Updated version for a performance of the 1866 Broadway production of 'The Black Crook' 

Position
Choreographer and Cartoonist
Affiliation
New York, NY
2006

I was a choreographer during my AAS fellowship, researching for the creation of an updated version of the 1866 Broadway production The Black Crook. Sometimes credited as being the first musical, The Black Crook ran for more than a year and was the first American stage production to gross over a million dollars.

The Black Crook was the most singular, spectacular commercial success of its author, Charles M. Barras. (Yes, that was really his name!) Through my research at the AAS, I read descriptions, reviews, the Black Crook libretto, sheet music, and more. The script was awful! Barras’ work was panned by critics, but the addition of song and dance transformed his play, making it phenomenally successful.

The richness of the historical materials I was able to access enabled me to look at Barras’ life as that of an artist of poor ability made famous and miserable by dance and music - two elements he was opposed to incorporating into his work. As a choreographer, I could not let go of the idea that my muse had ruined his life! At the AAS I was able to read his illustrated novelization of the play, learn of the tragic death of his wife, his inability to have even one more play commercially produced, and finally his tragic suicide. His New York Times obituary scathingly dismissed his talent, his one smash hit, and his death.

My research about the life and achingly frustrated career of a middle-aged playwright deeply resonated with my life and career as a middle-aged dancer/choreographer, 140 years later. After working with my dance company on a production inspired by C. M. Barras and The Black Crook I quit dance, film, and theater. But unlike Barras, I have managed new (personal and) professional achievements, albeit in a new medium.

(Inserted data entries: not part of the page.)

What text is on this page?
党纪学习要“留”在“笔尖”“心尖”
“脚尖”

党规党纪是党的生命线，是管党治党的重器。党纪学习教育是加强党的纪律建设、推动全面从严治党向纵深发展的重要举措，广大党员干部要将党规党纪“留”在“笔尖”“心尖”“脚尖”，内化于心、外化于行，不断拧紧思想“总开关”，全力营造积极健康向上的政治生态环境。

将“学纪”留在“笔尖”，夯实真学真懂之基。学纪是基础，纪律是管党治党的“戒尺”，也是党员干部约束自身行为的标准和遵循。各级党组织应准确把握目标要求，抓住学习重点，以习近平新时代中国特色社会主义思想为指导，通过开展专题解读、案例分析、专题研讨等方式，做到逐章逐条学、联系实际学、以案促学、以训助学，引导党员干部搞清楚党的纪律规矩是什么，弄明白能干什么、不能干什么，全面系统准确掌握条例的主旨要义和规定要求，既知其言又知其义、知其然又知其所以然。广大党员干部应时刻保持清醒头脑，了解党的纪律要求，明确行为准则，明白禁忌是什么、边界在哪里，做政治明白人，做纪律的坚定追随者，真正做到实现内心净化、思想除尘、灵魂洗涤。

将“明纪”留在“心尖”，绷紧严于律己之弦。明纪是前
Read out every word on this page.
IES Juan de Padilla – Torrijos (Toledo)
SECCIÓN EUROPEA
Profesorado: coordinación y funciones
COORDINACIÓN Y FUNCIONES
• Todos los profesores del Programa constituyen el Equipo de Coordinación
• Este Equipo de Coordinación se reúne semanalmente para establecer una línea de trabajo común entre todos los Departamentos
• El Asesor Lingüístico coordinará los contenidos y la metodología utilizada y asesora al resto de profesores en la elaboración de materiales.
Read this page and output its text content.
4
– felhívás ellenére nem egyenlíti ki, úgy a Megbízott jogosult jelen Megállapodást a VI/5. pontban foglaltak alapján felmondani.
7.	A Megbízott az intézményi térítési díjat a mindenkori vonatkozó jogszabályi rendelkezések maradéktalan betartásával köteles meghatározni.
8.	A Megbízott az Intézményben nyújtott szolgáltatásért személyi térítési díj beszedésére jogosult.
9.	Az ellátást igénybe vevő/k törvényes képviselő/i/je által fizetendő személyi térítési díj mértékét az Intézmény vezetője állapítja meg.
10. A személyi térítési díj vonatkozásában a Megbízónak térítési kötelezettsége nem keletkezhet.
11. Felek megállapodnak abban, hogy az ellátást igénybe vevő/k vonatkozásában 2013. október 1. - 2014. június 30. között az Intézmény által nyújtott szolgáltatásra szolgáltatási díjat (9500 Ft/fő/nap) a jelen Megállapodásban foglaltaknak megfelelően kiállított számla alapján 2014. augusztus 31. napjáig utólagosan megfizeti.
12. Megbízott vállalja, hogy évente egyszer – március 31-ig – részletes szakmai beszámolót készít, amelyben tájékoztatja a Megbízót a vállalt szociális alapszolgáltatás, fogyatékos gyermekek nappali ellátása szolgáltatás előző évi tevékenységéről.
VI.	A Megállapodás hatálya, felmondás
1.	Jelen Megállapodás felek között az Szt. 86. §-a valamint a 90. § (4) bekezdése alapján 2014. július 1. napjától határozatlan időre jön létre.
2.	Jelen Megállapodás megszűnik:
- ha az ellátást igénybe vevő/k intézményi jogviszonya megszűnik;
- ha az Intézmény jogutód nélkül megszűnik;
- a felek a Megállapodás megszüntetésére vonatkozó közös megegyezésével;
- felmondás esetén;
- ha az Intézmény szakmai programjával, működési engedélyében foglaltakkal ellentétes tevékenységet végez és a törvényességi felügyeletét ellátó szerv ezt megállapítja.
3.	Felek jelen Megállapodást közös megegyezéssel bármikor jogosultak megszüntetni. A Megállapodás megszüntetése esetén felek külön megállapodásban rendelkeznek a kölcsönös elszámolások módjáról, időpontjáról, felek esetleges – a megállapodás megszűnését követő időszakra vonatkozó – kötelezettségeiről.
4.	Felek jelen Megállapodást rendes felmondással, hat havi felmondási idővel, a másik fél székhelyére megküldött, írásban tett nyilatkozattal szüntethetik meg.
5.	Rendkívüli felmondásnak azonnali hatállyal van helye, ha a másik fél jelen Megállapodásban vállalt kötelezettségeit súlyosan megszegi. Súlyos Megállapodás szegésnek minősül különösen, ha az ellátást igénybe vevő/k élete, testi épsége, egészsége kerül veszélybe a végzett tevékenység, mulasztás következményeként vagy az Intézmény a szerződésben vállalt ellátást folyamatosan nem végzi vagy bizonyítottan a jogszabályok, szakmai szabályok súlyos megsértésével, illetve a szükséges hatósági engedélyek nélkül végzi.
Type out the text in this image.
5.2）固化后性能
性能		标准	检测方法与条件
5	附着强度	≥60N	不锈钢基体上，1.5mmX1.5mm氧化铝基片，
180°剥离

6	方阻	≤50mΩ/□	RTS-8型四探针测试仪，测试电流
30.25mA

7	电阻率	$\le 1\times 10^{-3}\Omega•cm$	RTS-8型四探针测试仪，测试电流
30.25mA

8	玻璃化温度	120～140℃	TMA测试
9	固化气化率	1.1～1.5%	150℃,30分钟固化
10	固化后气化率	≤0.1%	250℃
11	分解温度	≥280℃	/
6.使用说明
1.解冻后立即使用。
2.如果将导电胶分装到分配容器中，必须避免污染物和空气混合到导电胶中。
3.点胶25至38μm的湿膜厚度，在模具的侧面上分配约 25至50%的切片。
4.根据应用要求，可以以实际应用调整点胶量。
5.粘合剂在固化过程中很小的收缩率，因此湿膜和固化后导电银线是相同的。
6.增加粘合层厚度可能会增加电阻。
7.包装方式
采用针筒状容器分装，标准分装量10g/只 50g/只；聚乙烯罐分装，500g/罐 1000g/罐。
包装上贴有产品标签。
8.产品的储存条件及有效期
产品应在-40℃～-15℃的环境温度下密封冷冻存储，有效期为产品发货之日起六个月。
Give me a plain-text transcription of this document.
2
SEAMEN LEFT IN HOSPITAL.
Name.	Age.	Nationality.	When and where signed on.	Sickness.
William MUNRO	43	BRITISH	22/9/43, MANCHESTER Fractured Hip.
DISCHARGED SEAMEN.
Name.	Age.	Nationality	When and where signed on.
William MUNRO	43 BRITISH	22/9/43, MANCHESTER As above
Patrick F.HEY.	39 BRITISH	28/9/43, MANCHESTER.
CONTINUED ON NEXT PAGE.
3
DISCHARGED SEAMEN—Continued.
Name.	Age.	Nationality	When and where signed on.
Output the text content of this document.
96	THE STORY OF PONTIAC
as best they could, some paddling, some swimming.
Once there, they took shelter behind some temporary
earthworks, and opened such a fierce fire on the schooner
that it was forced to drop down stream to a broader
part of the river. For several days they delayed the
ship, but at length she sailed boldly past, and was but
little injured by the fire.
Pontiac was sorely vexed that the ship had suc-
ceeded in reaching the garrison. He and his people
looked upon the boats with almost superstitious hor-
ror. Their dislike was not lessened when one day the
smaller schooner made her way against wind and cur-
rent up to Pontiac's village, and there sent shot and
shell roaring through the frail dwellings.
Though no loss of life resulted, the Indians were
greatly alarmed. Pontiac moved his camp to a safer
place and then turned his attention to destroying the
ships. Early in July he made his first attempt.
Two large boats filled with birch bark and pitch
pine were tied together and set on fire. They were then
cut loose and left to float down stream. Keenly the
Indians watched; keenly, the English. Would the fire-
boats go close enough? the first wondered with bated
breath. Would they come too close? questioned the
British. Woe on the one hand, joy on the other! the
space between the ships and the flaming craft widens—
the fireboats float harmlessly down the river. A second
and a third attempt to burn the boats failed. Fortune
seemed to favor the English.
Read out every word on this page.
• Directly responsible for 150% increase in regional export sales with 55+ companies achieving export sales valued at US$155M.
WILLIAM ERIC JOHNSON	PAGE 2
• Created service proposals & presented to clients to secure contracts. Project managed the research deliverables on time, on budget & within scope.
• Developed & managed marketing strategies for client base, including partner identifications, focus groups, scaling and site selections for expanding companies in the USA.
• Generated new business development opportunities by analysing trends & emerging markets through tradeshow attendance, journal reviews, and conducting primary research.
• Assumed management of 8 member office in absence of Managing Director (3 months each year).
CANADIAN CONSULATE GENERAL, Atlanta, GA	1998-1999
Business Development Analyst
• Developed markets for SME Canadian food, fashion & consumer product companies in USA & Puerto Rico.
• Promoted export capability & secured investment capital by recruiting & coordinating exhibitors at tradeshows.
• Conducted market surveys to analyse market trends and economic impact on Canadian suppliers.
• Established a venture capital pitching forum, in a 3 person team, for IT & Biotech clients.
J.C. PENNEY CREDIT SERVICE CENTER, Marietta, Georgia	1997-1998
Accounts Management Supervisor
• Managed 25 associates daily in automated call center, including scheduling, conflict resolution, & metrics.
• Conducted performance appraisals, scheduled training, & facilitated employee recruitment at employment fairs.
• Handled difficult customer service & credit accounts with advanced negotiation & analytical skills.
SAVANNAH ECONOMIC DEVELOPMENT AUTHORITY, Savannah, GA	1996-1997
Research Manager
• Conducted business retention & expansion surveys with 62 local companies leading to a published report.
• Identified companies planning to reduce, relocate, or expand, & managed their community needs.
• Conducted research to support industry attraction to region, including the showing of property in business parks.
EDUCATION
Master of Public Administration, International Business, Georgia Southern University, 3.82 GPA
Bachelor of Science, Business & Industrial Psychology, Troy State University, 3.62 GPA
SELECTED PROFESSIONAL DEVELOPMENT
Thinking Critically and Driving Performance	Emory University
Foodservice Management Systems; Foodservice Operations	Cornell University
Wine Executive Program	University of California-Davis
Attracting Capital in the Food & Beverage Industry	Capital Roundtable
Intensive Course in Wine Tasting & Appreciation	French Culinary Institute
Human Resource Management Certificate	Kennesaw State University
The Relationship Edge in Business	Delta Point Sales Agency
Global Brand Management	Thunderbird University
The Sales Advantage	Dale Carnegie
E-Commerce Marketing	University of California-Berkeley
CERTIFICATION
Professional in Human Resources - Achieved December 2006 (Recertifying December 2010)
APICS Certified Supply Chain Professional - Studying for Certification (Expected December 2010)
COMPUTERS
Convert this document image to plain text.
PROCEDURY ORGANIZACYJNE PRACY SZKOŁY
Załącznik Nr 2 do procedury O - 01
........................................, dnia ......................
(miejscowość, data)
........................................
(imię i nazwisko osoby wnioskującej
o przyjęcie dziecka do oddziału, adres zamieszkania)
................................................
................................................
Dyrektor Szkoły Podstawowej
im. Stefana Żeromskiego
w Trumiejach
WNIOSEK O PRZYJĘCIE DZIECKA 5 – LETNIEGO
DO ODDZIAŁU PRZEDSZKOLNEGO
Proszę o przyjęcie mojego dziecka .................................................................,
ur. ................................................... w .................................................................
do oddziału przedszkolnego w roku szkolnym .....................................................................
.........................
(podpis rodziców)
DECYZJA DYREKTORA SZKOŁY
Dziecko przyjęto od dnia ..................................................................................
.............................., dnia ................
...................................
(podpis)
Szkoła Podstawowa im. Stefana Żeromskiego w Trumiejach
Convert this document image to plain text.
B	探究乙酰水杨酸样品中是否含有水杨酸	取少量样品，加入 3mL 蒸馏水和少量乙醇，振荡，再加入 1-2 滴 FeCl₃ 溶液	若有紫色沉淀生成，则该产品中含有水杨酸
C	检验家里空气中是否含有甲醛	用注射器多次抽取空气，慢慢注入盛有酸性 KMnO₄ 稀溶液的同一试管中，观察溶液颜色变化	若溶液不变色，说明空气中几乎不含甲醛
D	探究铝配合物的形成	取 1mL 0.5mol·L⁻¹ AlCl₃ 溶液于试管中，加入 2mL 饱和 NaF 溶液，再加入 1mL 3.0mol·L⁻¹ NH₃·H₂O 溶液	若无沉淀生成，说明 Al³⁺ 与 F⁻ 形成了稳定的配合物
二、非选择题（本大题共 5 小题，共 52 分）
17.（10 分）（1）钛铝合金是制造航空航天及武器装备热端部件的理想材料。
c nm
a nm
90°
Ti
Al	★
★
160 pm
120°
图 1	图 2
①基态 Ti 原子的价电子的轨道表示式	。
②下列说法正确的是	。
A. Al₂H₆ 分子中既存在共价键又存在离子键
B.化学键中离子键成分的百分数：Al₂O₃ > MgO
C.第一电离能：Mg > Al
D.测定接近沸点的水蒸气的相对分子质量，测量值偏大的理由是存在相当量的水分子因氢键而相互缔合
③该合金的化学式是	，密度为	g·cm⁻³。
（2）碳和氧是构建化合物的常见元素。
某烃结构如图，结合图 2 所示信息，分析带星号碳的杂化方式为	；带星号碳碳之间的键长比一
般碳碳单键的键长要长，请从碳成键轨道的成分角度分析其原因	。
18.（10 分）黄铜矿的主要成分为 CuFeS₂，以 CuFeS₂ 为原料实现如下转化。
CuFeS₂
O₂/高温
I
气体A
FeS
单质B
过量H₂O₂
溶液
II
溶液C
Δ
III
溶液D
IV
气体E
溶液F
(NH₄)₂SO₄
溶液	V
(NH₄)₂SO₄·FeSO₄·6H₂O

I am now a cartoonist working in the area of graphic medicine and drawing. Thanks to the guidance I received on research processes from AAS staff, I became the inaugural artist in residence at the New York Academy of Medicine Library in 2017. Since my residency, I have been thinking a lot about the way I tend to be more interested or open to an intimidating subject if I have a connection to it though previous experience or knowledge. One thing that researching the histories of domestic sewing and of sutures and ligatures has taught me is that sewing was a universal skill for millennia. These days it may not be as common a skill, but practically everyone understands what it is and the basic techniques and equipment used.

My new comic, Silver Wire, explores the histories of surgery, unethical research, and slavery, by using embroidery as the medium for gaining a little more understanding of these very intimidating subjects. In the narrative, I go to the park with my doctor-friend Mollie for a lesson about surgery and suturing techniques. As we wound and sew up fruit, we explore the histories of medical sewing and decorative sewing, gossiping and joking about the great surgeons of history. But the same techniques that Mollie uses with her patients to relieve their suffering have a dark history that affects us all.

History is full of love, suffering, service, and cruelty, sometimes all coming from the same source. By weeding through the culture and politics of medicine of the past, we can understand and improve the state of public health today.